The first episode is dominated by the puppies’ birth (to mum Debbie and dad Snip) and early development at Mick’s property near Dubbo, and then the first meeting between trainers and the three-month-old pups.

Spread across Australia, the trainers are: Zoe, a contract cattle worker in the Northern Territory; Steve, a grazier from Winton, Queensland; Lily, who runs sheep and goats with her mother in Wilcannia, NSW; Cilla, who is juggling her farm work with three young children in Ban Ban Springs, Queensland; and Russ, a grazier in Bothwell, Tasmania.

They all bring their own stories to the bigger picture.

Zoe and her husband have just bought their first farm and she already works cattle across the NT with 12 dogs. Steve is the ‘dog whisperer’, confined to a wheelchair after a rodeo accident. Lily is only 21, but has the confidence and experience of someone years older.
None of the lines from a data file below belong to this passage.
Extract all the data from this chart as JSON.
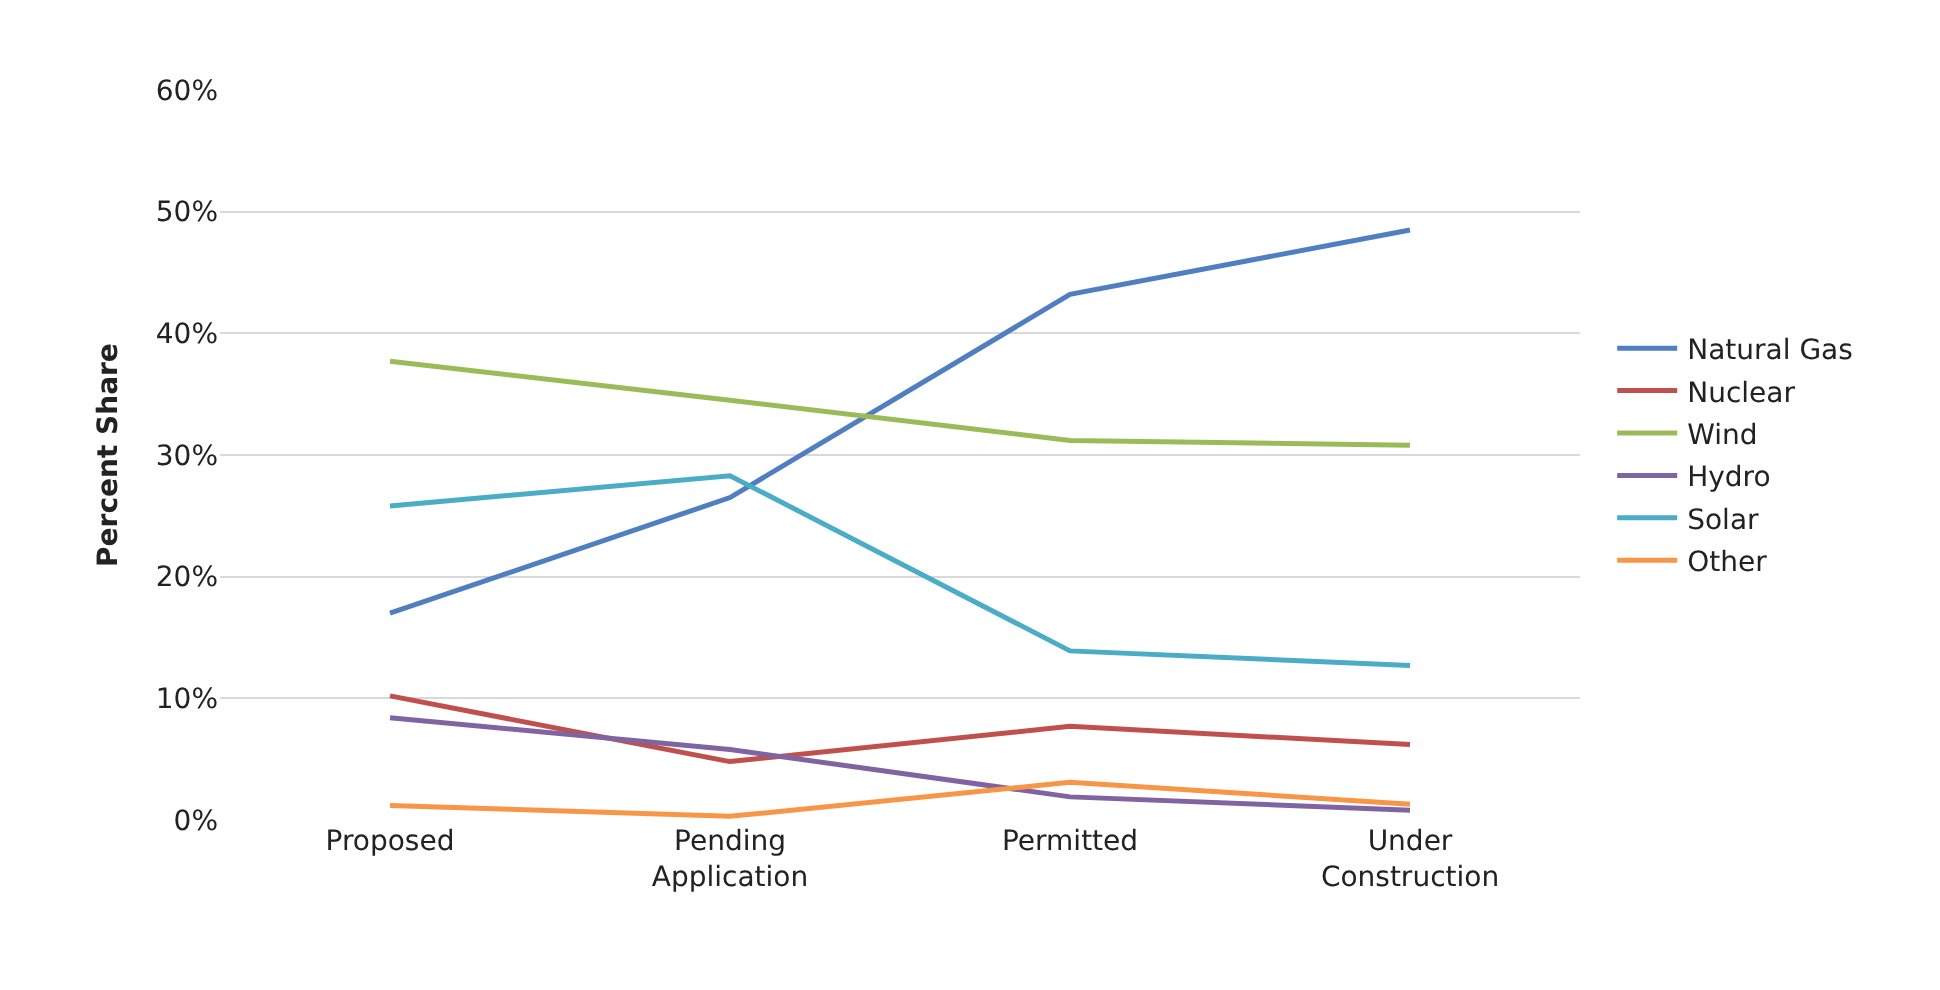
{
  "chart_data": {
    "type": "line",
    "ylabel": "Percent Share",
    "categories": [
      "Proposed",
      "Pending Application",
      "Permitted",
      "Under Construction"
    ],
    "series": [
      {
        "name": "Natural Gas",
        "color": "#4f7fc0",
        "values": [
          17.0,
          26.5,
          43.2,
          48.5
        ]
      },
      {
        "name": "Nuclear",
        "color": "#c0504d",
        "values": [
          10.2,
          4.8,
          7.7,
          6.2
        ]
      },
      {
        "name": "Wind",
        "color": "#9bbb59",
        "values": [
          37.7,
          34.5,
          31.2,
          30.8
        ]
      },
      {
        "name": "Hydro",
        "color": "#8064a2",
        "values": [
          8.4,
          5.8,
          1.9,
          0.8
        ]
      },
      {
        "name": "Solar",
        "color": "#4bacc6",
        "values": [
          25.8,
          28.3,
          13.9,
          12.7
        ]
      },
      {
        "name": "Other",
        "color": "#f79646",
        "values": [
          1.2,
          0.3,
          3.1,
          1.3
        ]
      }
    ],
    "ylim": [
      0,
      60
    ],
    "yticks": [
      {
        "value": 0,
        "label": "0%"
      },
      {
        "value": 10,
        "label": "10%"
      },
      {
        "value": 20,
        "label": "20%"
      },
      {
        "value": 30,
        "label": "30%"
      },
      {
        "value": 40,
        "label": "40%"
      },
      {
        "value": 50,
        "label": "50%"
      },
      {
        "value": 60,
        "label": "60%"
      }
    ],
    "grid": "y",
    "legend": "right",
    "marker": "none",
    "line_style": "solid"
  }
}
Cilla is the least experienced, juggling children and trying to prove herself as a grazier and trainer. Russ is the seventh generation of his family on the land.

One of their first jobs is to name their puppies. But we don’t find out all their names until almost the end of the episode — Buddy, Indi, Snow, Ash and Molly.

The naming was not without a few hiccups. Especially for Cilla, who gets the final words this week.

And the final words are “Ass” and “Asshole”. It seems Cilla’s toddlers can’t say “Ash” or “Axel” — the names of the family’s two new dogs (Axel joined the pack at the same time as muster pup Ash).

Let’s hope Ash doesn’t live up to her mispronounced name and winds up being another Lucifer.

Muster Dogs screens on ABC TV each Sunday night and is available on iview.